O projeto que cria o Fundo Soberano e duas medidas provisórias (Mps) vão bloquear as votação da Câmara e dificultar a aprovação das propostas escolhidas por consenso na reunião dos líderes partidários com o presidente da Casa, Arlindo Chinaglia (PT-SP). O presidente reuniu o colégio de líderes para definir a pauta de votações da próxima semana.

Agência Estado |

Será a última semana com votações antes das eleições de outubro. Até lá, a Câmara fará um recesso branco, liberando os deputados para que se dediquem às campanhas eleitorais sem necessidade de comparecimento a Brasília.

Apesar da escolha de projetos não polêmicos, as votações na próxima semana estarão obstruídas pelo projeto que cria o Fundo Soberano, que tranca a pauta do plenário a partir do dia 2 de setembro. O projeto trancará a pauta porque está tramitando em regime de urgência. Ainda não há unidade, em torno dessa proposta, nem mesmo na base governista, e a oposição anunciou que pretende discuti-la sem atropelo. "Não vamos votar o projeto a toque de caixa. O partido vai ser cauteloso e exaurir as discussões", afirmou o deputado Bruno Araújo (PE), vice-líder do PSDB na Câmara.

Antes de votar, o PSDB vai discutir e tomar uma posição nacional sobre a questão para evitar que a bancada dos deputados e a dos senadores tenham posições diferentes. "Trata-se de uma matéria de política de Estado, e queremos que a posição do partido seja nacional, uma posição única", afirmou Araújo. Segundo ele, a tendência verificada no partido até agora é contrária à criação do Fundo Soberano. "Não sabemos até agora o que o governo quer com o Fundo Soberano", continuou o tucano.

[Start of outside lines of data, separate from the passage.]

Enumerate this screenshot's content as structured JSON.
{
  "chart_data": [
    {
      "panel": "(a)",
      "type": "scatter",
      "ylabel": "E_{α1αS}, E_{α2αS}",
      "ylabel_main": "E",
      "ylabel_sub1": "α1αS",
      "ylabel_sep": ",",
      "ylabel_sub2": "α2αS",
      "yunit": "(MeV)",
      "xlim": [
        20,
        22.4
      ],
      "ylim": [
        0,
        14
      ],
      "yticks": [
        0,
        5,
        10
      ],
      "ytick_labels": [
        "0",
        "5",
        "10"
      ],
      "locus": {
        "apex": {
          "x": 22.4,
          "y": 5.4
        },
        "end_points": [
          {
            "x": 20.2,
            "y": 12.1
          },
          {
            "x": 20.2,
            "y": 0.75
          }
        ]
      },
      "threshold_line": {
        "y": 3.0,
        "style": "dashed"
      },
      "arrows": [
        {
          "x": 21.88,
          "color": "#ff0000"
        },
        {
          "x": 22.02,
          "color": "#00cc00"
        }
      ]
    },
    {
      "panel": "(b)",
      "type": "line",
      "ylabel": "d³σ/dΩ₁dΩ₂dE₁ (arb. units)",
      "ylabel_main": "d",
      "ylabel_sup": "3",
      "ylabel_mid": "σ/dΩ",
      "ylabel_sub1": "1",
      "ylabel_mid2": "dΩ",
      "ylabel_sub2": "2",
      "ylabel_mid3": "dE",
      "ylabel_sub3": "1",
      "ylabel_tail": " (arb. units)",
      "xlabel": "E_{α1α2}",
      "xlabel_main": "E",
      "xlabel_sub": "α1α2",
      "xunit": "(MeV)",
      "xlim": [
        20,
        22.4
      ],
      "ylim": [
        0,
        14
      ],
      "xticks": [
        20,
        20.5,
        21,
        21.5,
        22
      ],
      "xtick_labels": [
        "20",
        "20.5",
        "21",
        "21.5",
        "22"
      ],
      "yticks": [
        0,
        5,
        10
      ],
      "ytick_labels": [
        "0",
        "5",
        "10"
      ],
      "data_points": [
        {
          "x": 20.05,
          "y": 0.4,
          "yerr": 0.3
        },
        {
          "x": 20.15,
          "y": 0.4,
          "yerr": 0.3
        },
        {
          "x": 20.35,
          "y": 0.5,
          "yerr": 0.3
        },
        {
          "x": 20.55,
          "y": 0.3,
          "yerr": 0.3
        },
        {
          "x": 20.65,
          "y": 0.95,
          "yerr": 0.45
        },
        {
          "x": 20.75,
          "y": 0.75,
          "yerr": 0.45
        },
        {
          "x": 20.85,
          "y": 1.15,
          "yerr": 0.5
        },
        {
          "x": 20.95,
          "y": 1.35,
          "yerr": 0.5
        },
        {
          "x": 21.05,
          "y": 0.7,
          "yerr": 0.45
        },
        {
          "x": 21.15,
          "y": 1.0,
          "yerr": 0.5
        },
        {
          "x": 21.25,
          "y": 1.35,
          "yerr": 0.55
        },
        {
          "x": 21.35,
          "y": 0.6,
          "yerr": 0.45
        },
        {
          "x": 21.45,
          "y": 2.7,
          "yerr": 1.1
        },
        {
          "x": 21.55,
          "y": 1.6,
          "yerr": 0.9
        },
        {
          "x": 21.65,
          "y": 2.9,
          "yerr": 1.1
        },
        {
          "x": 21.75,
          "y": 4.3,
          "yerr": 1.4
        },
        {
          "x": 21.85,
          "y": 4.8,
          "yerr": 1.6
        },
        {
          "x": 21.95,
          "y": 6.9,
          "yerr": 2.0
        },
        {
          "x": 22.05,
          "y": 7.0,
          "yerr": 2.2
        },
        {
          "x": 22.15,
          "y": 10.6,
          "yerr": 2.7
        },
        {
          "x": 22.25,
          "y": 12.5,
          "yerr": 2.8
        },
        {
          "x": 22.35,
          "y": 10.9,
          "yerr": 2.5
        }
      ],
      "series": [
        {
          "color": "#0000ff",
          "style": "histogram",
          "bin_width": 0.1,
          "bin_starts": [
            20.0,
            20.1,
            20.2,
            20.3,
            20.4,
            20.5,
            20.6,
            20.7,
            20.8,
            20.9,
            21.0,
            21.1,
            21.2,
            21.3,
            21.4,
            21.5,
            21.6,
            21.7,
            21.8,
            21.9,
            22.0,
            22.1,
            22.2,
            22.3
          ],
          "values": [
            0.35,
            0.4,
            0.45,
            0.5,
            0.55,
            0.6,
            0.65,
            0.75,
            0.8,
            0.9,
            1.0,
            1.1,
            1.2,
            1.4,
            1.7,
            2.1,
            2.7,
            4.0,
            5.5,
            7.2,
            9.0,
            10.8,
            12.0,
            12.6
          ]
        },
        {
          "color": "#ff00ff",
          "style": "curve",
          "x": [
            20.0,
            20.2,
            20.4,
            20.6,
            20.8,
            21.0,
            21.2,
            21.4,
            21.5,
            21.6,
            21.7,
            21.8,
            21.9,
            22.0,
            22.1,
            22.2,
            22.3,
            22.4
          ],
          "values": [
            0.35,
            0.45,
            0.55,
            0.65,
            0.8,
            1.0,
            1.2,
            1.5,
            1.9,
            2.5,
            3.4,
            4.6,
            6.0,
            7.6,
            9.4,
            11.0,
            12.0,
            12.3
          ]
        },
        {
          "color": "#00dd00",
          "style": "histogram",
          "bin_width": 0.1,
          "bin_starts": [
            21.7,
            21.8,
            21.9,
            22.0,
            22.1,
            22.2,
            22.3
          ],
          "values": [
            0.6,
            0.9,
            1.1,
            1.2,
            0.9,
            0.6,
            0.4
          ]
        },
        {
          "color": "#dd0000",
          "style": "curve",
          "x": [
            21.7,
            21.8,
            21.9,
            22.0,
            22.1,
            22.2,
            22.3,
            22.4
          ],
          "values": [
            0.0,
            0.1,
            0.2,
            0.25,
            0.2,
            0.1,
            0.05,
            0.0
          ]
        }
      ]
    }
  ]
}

Antes do projeto, no entanto, há duas medidas provisórias para serem votadas. Uma delas, a mais polêmica (MP 436), trata de incidência de Imposto sobre Produtos Industrializados (IPI), PIS/Pasep e da Contribuição para Financiamento da Seguridade Social (Cofins). "É muito pouco provável que se chegue à pauta elaborada por consenso antes das eleições", afirmou Araújo.